A KEY plank of the US strategy for Afghanistan and Pakistan was in danger of giving way last night after a refusal by Pakistan to take on a Taliban commander who is considered one of the gravest threats to Western forces.
Pakistan has ignored US demands that it expand its military operation against Islamist militants to target strongholds of Sirajuddin Haqqani, the son of a legendary Mujaheddin commander.
The standoff may mean an intensified campaign of American drone strikes in North Waziristan, US officials have warned.
A senior Pakistani security official said any confrontation with Haqqani could create more problems for the overstretched Pakistani army, engaged in running battles with militants in neighbouring South Waziristan and other tribal regions.
"We cannot fight on so many fronts," the official said. Any escalation by the US would be disastrous. "We have drawn a red line and would not accept any cross-border strikes by US forces."
The proposal was first outlined last month in a letter from Mr Obama to President Asif Ali Zardari of Pakistan, hand-delivered by General Jim Jones, his National Security Adviser. US intelligence believed that Inter-Services Intelligence, Pakistan's military spy agency, has maintained links with Haqqani because of his ability to project Pakistani influence in Afghanistan.
Reports yesterday said Mr Zardari resisted the direct appeal from Mr Obama for a rapid expansion of Pakistani military operations in tribal areas and has called on the US to speed up military assistance to Pakistani forces and to intervene more forcefully with India, its traditional adversary.

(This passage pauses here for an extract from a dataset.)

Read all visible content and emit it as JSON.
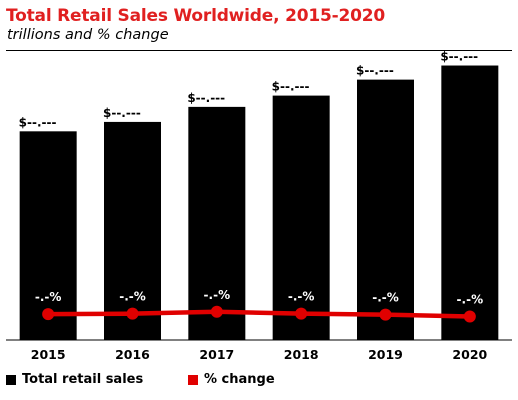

In a written response to the letter from Mr Obama, Mr Zardari said his government was determined to take action against al-Qa'ida, the Taliban and allied insurgent groups attacking US forces in Afghanistan from the border area inside Pakistan. But, he said, Pakistan's efforts would be based on its own timeline and operational needs, The Washington Post reported.
General David Petraeus, the senior US military officer in the region, reiterated the importance of targeting Haqqani in a meeting this week with General Ashfaq Kayani, head of the Pakistani military.
But General Kayani told General Petraeus that the US should not expect "a major operation in North Waziristan".